I found Mr. Cartwright’s diatribe against Ms. Daniels laughable. Times change. And so has our perception of animals. Many of us agree with Ms. Daniels and PETA: Animals are not ours to use or, more often, misuse. Apparently, Mr. Cartwright loves his dogs but does not recognize that cows, chickens, and pigs are every bit as sweet and lovable—and every bit as deserving of a long and happy life.
Susan Oakey
Dallas

Mr. Cartwright, Jeanne Daniels owns that corner of the world in Tarrytown and she can do as she pleases. And it pleases animals that would otherwise be forced to live their entire lives in windowless warehouses, in the end hung upside down to have their bodies sliced open.

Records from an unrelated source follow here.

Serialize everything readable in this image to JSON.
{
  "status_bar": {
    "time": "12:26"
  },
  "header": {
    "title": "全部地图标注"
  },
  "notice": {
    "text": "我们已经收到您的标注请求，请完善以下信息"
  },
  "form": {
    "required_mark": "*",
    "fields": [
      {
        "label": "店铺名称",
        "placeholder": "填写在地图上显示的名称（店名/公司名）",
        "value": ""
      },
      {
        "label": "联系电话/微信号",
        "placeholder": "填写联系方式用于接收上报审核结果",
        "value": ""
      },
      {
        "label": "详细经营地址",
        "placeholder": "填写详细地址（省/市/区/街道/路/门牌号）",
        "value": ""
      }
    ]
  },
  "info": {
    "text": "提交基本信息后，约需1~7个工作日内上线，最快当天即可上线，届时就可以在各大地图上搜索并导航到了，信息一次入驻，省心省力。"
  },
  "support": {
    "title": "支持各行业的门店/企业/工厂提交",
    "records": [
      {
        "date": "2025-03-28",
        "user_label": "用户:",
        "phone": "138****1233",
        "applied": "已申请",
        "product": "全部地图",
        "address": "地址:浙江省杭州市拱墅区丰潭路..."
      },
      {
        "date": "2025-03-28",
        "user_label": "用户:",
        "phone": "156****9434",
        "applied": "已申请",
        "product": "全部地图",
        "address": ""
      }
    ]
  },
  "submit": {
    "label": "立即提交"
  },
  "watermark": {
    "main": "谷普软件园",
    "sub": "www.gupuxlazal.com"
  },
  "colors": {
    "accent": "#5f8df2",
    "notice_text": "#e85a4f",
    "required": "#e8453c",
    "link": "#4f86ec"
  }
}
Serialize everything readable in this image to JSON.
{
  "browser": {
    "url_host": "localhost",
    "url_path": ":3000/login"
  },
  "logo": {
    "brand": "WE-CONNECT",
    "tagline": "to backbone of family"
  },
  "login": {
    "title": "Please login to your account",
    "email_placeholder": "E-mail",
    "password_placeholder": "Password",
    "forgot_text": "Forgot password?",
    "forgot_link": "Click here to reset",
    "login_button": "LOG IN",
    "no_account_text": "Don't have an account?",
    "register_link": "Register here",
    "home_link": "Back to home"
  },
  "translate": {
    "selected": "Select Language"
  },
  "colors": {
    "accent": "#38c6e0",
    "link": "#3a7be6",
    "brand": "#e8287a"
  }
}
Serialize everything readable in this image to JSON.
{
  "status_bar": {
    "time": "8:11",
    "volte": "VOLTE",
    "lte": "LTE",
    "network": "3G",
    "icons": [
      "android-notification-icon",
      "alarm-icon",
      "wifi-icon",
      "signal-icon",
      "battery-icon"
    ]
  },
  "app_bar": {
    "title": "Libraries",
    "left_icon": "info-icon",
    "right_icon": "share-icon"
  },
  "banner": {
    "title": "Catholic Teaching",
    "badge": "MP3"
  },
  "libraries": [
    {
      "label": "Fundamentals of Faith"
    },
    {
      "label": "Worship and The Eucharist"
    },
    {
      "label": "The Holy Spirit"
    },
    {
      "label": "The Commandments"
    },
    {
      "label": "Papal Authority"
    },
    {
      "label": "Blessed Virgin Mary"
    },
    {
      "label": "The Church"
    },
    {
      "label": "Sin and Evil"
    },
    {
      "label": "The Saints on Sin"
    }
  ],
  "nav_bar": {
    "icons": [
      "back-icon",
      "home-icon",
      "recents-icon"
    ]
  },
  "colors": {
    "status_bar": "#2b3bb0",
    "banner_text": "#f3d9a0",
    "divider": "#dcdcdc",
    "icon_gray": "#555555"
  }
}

And it pleases the planet too, because cow farms create 16 percent of the world’s methane, a greenhouse gas that according to United Nations reports is destroying our planet. I understand the above doesn’t please Mr. Cartwright, but you can’t please everybody. He can just drive his lazy butt to one of the many McDonald’s in Austin, go through the drive-through, and let someone else slaughter an animal for him.
Timothy J. Verret
Austin

I can’t believe you’d publish this sort of small-minded hatchet-job crap. You should have at least given equal space to Ms. Daniels or her supporters. Is this Cartwright fellow [Austin American-Statesman columnist] John Kelso’s long-lost twin?
Michael Harris
Austin

Give Us an Oops!

I almost agree with your list of the top twenty high school football teams, except for one missing school that should have ranked somewhere in the middle: Breckenridge [“Go! Fight! Win!” September 2007]. The Buckaroos are five-time state champions (1951, 1952, 1954, 1958, and co-champs in 1959).
K. D. Freeman
Alvin

You missed a big one: Dallas Highland Park. Three state championships (30 points), two runners-up (10 points), and 42 district titles (126 points). That’s 166 points and should have been a tie for third.
Manfred Rottler
Dallas

With the help of a former Mart Panther, I applied your formula and found that the Panthers should have had 40 points for their four state championships (1957, 1969, 1999, 2006), 10 points for finishing as the state runners-up in 1986 and 2000, and 93 points for their 31 district championships. Shouldn’t Mart have been team number ten, with 143 points?
Cecile F. McKenzie
Kerrville

Editors’ Note: You are all correct. Breckenridge, Highland Park, and Mart should have been included on the list. We regret the omissions.